If the program can match parts of text of a document to known text, then the attacker will be able to observe that and extract the information. Obfuscation of the code may make it harder, but if the information is valuable enough, then the attacker will just work harder.

It seems that it would be better if the server can be run in a secure fashion and limiting physical access as much as possible. There are, of course, still a lot of issues involved (code would need to be audited for malicious code for example since the developers are apparently not trusted) but that at least gets you to a position that has a chance of being defended.

Edit A couple thoughts about encryption in the context of what you are trying to do.  If you are using, for example, AES encryption in CBC (cipher block chaining) mode, then it is not possible to decrypt a single word from the document (assuming the document is encrypted as a whole). Each block of cipher text depends on the preceding block. Thus, it would be necessary to decrypt the entire document up to the point of interest.  In other words, you would have to decrypt the entire document to search it.

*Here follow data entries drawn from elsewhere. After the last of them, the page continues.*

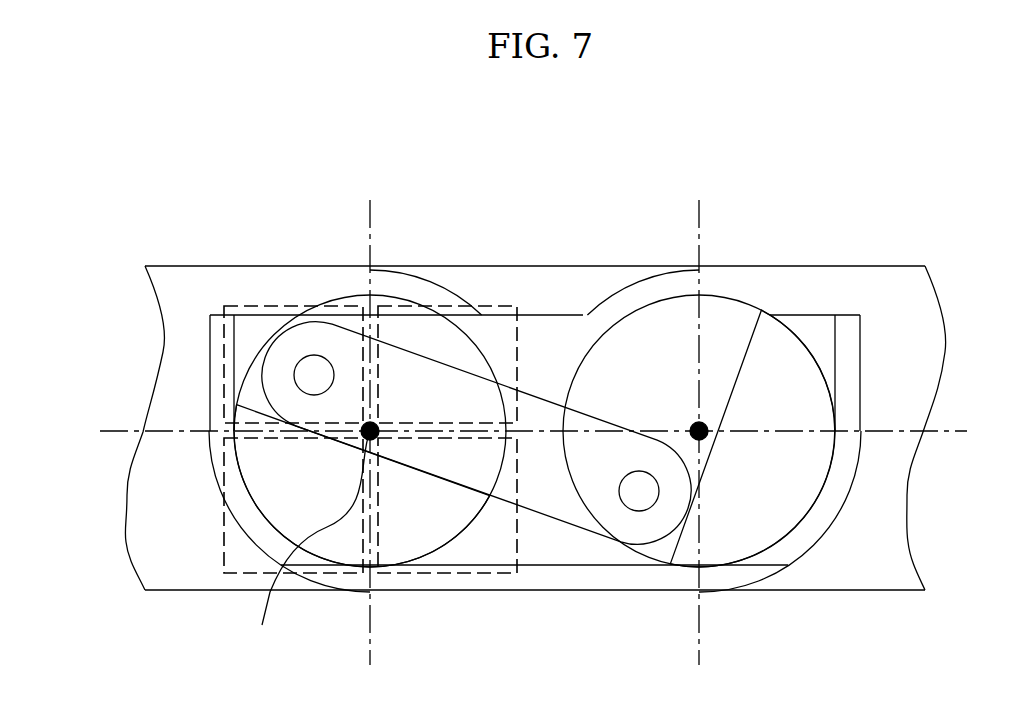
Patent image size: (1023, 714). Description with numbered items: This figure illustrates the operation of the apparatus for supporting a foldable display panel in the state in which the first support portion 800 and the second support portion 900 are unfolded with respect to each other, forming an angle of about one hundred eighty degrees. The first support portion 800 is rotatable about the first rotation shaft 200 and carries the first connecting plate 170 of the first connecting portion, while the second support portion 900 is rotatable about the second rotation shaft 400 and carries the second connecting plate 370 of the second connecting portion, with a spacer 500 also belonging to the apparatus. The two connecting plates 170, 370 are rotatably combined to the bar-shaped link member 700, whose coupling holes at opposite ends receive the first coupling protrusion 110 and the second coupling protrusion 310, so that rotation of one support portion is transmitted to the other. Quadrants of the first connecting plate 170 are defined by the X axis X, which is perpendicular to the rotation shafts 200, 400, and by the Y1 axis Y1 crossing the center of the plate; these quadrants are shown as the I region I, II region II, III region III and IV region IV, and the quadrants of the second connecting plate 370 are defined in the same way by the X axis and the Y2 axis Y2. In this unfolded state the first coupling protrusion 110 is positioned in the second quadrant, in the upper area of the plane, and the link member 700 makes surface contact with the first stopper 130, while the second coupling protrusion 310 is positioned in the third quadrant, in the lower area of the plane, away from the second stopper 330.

The first coupling protrusion 110 is at (314, 372).
The first stopper 130 is at (430, 527).
The first connecting plate 170 is at (413, 316).
The first rotation shaft 200 is at (309, 538).
The second coupling protrusion 310 is at (636, 495).
The second stopper 330 is at (787, 345).
The second connecting plate 370 is at (735, 314).
The second rotation shaft 400 is at (690, 422).
The spacer 500 is at (790, 552).
The link member 700 is at (562, 502).
The first support portion 800 is at (175, 283).
The second support portion 900 is at (885, 282).
The I region I is at (495, 302).
The II region II is at (224, 355).
The III region III is at (224, 531).
The IV region IV is at (488, 577).
The X axis X is at (542, 433).
The Y1 axis Y1 is at (370, 447).
The Y2 axis Y2 is at (700, 447).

Another encryption possibility would be to use AES in CTR mode. CTR mode generates cipher stream (based on the key and some initialization vector) and XORs that against the plain text to produce the cipher text. In this mode, it is possible to decrypt a portion in the middle of the document without decrypting the previous section. But that is somewhat misleading and a bit of a semantics argument. Even though you don't have to decrypt the preceding section, it is still necessary to generate the cipher stream for the entire document up to the point of interest. And from an attacker's standpoint, that would be the same as decrypting the document since the attacker would have access to the encrypted text (presumably in the situation you describe) and the generated XOR stream, which would yield the plain text.

Your proposed solution #1 is a very very difficult problem - known to be solvable, but almost certainly not worth your while to solve.

The technique you would want for it is Homomorphic Encryption. It was first demonstrated in 2009 by Craig Gentry of IBM that arbitrary computation can be performed without revealing the plaintext.

The state-of-the-art is probably too inefficient for almost all applications - while exponential security can be obtained with "polynomial" computation (which is all the theorists really care about), the polynomial is enormous enough to be not valuable. This might change in the near future.

With that said, I don't see any reason why you can't:

hash each entry in the dictionary
(split each entry on whitespace, multiword entries are tuples of hashes)
split document on whitespace, hash each word
do the matching with the hashes

Essentially, you're matching arbitrary items, not inherently words. The client can produce the words-items map, and pass the items to the server. The server doesn't need to know anything about the items, just that an item from the dictionary appears in the text.